I suppose, at this stage, a few further words on ‘sous-vide’ might be in order. Let me, again, quote the restaurant bumf because otherwise I might have to paraphrase it and, to be honest, I’ve got better, hipper and edgier things to do. So here goes: ‘Sous-vide is a method of cooking that is used to maintain the integrity of the ingredients by heating them for an extended period of time at relatively low temperatures. Georges Pralus developed the method in the mid-1970s for the Troisgros Restaurant in Roanne, France. He discovered that food that was cooked sous-vide kept its original appearance, did not lose its nutrients and maintained its natural texture. The method, which is still unknown in the domestic kitchens in the UK, is used by only a small number of top-end restaurants around the world.’
Now, on to the menu. There’s an à la carte, at £24 for two courses and £28 for three, should you fancy the cod with ‘ginger ale spray’ or the halibut with ‘seafood bread pudding’ and then there is the five-course tasting menu at £36, although ‘course’ is taking the piss a bit, as you’ll see. We all opt for the tasting menu, starting with the ‘scallops, apple air, cauliflower and pine nuts’ which arrives as a doll-house size portion (tiny — one teaspoonful!) on a very big white plate. We all laugh a little, which is awfully naughty, but it just looks so silly. The cauliflower is a puréed smear. The ‘apple air’, which crowns it all, is white and foamy and dribbly and looks like spit. For anyone who did ask, ‘Goodness, what new toss is this?’ I think I can now safely say, ‘Major toss, that’s what it is.’ It pains me to say this, being hip and edgy and all that, but it’s probably true all the same.
This is ‘spit and smear’ cuisine. Everything appears to have been smeared and then spat on. There’s the lamb loin with a ‘black pepper caramel’ which is visually arresting, no question, but that’s only because it looks as if the chef has wiped his bottom on the plate. There’s salmon (with black olives, rhubarb and onions) that singularly fails to taste of anything, possibly because the fish has been cooked for 50 hours or thereabouts. And here’s a thing. Because all the cooking is done at low temperatures, nothing is hot. Nothing is even vaguely hot. ‘Call me old-fashioned,’ says my partner, ‘but I do like my food to be hot.’ As it happens, he is easy to call old-fashioned because he is old-fashioned.
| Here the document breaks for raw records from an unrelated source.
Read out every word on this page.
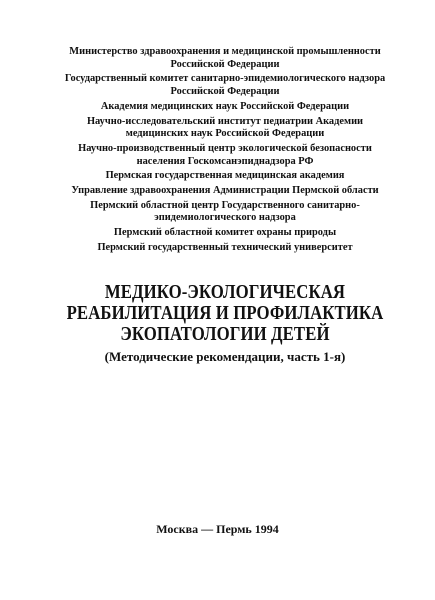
Министерство здравоохранения и медицинской промышленности
Российской Федерации
Государственный комитет санитарно-эпидемиологического надзора
Российской Федерации
Академия медицинских наук Российской Федерации
Научно-исследовательский институт педиатрии Академии
медицинских наук Российской Федерации
Научно-производственный центр экологической безопасности
населения Госкомсанэпиднадзора РФ
Пермская государственная медицинская академия
Управление здравоохранения Администрации Пермской области
Пермский областной центр Государственного санитарно-
эпидемиологического надзора
Пермский областной комитет охраны природы
Пермский государственный технический университет
МЕДИКО-ЭКОЛОГИЧЕСКАЯ
РЕАБИЛИТАЦИЯ И ПРОФИЛАКТИКА
ЭКОПАТОЛОГИИ ДЕТЕЙ
(Методические рекомендации, часть 1-я)
Москва — Пермь 1994
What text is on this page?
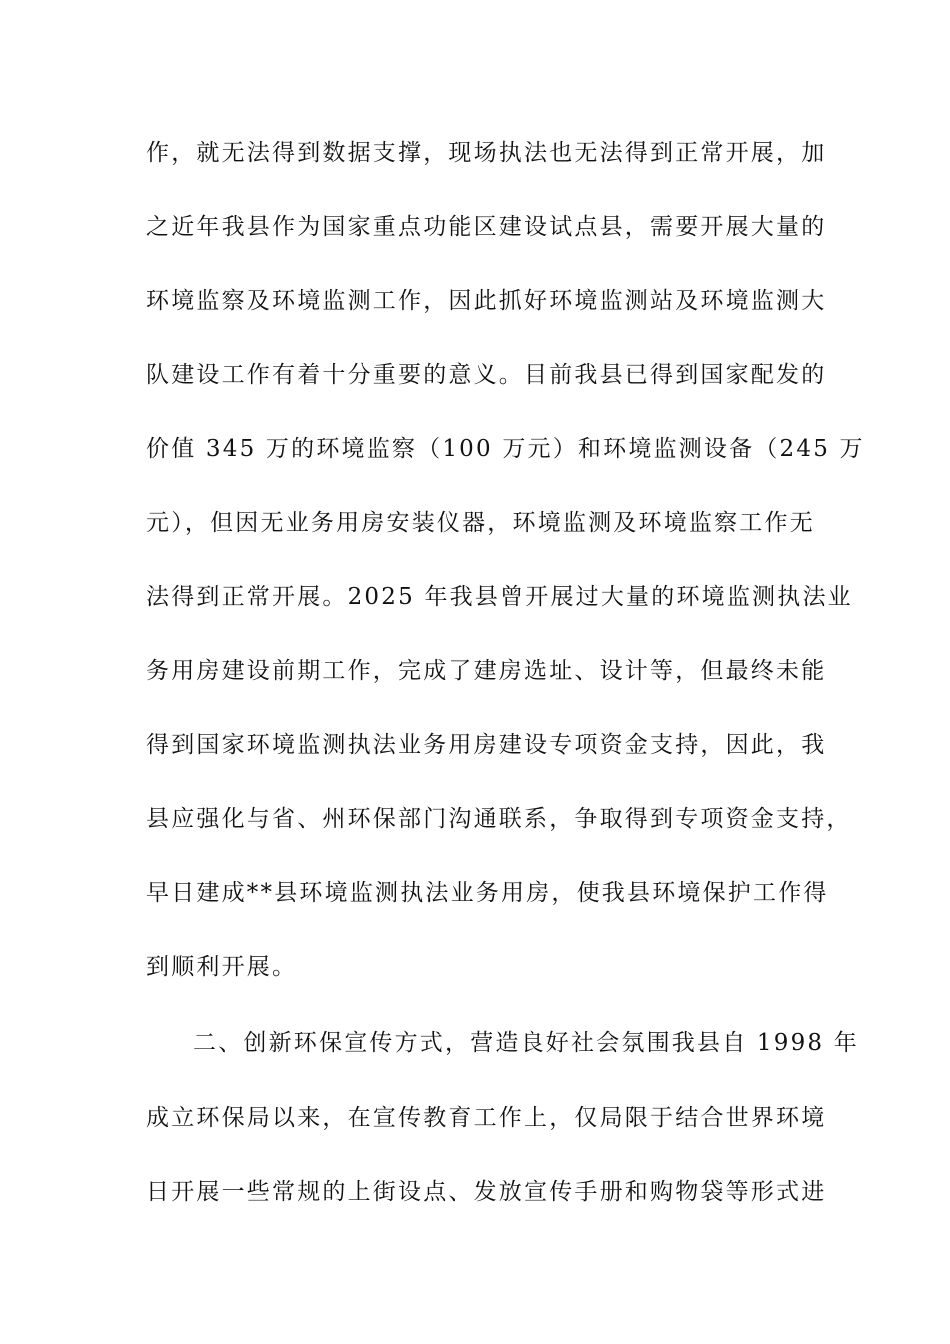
作，就无法得到数据支撑，现场执法也无法得到正常开展，加
之近年我县作为国家重点功能区建设试点县，需要开展大量的
环境监察及环境监测工作，因此抓好环境监测站及环境监测大
队建设工作有着十分重要的意义。目前我县已得到国家配发的
价值 345 万的环境监察（100 万元）和环境监测设备（245 万
元），但因无业务用房安装仪器，环境监测及环境监察工作无
法得到正常开展。2025 年我县曾开展过大量的环境监测执法业
务用房建设前期工作，完成了建房选址、设计等，但最终未能
得到国家环境监测执法业务用房建设专项资金支持，因此，我
县应强化与省、州环保部门沟通联系，争取得到专项资金支持，
早日建成**县环境监测执法业务用房，使我县环境保护工作得
到顺利开展。
二、创新环保宣传方式，营造良好社会氛围我县自 1998 年
成立环保局以来，在宣传教育工作上，仅局限于结合世界环境
日开展一些常规的上街设点、发放宣传手册和购物袋等形式进
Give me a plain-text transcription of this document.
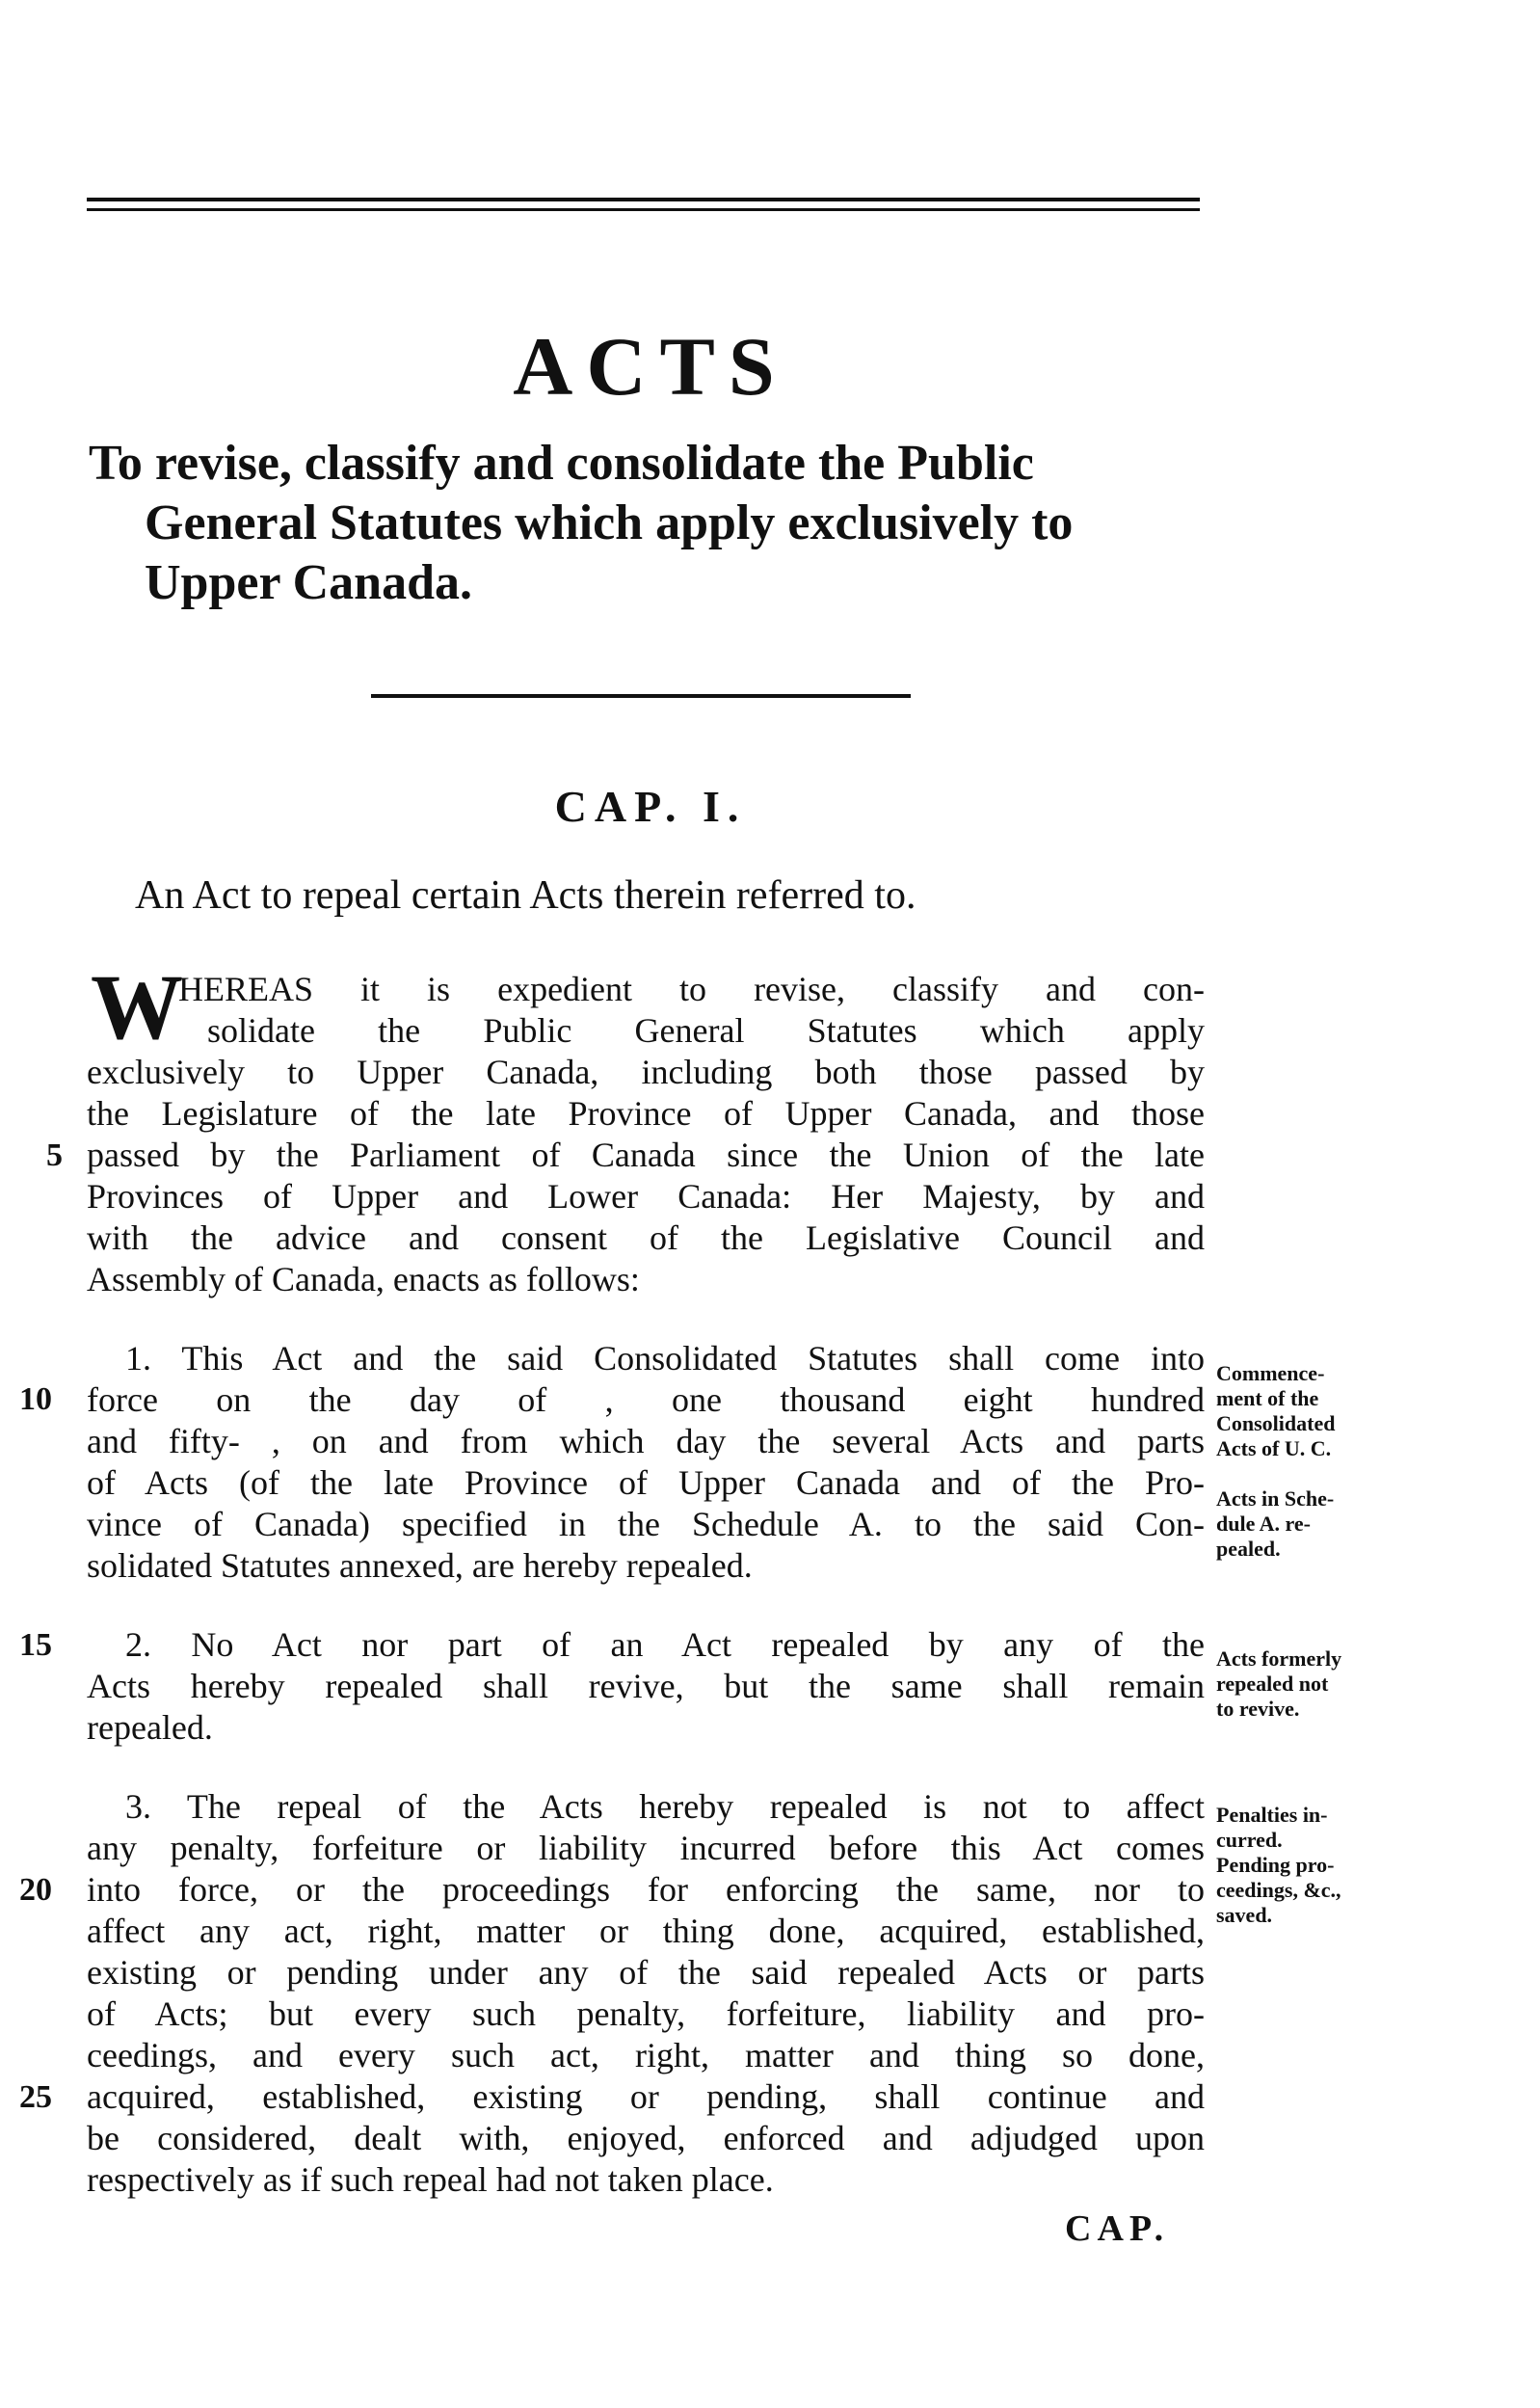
ACTS
To revise, classify and consolidate the Public
General Statutes which apply exclusively to
Upper Canada.
CAP. I.
An Act to repeal certain Acts therein referred to.
W
HEREAS it is expedient to revise, classify and con-
solidate the Public General Statutes which apply
exclusively to Upper Canada, including both those passed by
the Legislature of the late Province of Upper Canada, and those
passed by the Parliament of Canada since the Union of the late
Provinces of Upper and Lower Canada: Her Majesty, by and
with the advice and consent of the Legislative Council and
Assembly of Canada, enacts as follows:
1. This Act and the said Consolidated Statutes shall come into
force on the day of , one thousand eight hundred
and fifty- , on and from which day the several Acts and parts
of Acts (of the late Province of Upper Canada and of the Pro-
vince of Canada) specified in the Schedule A. to the said Con-
solidated Statutes annexed, are hereby repealed.
Commence-
ment of the
Consolidated
Acts of U. C.

Acts in Sche-
dule A. re-
pealed.
2. No Act nor part of an Act repealed by any of the
Acts hereby repealed shall revive, but the same shall remain
repealed.
Acts formerly
repealed not
to revive.
3. The repeal of the Acts hereby repealed is not to affect
any penalty, forfeiture or liability incurred before this Act comes
into force, or the proceedings for enforcing the same, nor to
affect any act, right, matter or thing done, acquired, established,
existing or pending under any of the said repealed Acts or parts
of Acts; but every such penalty, forfeiture, liability and pro-
ceedings, and every such act, right, matter and thing so done,
acquired, established, existing or pending, shall continue and
be considered, dealt with, enjoyed, enforced and adjudged upon
respectively as if such repeal had not taken place.
Penalties in-
curred.
Pending pro-
ceedings, &c.,
saved.
5
10
15
20
25
CAP.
He isn’t nearly as hip and edgy as me.
Bacchus bills itself as the first ever restaurant to offer this kind of cooking at reasonable prices, although, in truth, I think it’s actually hideously overpriced, as well as pretentious, amateurish and absurd. I’m pretty sure it failed, and not me, although I will admit this: when Athena closed not only did I stop buying art altogether, but a little something in me died. Toodle-pip!
Bacchus, 177 Hoxton Street, N1. Tel: 020 7613 0477.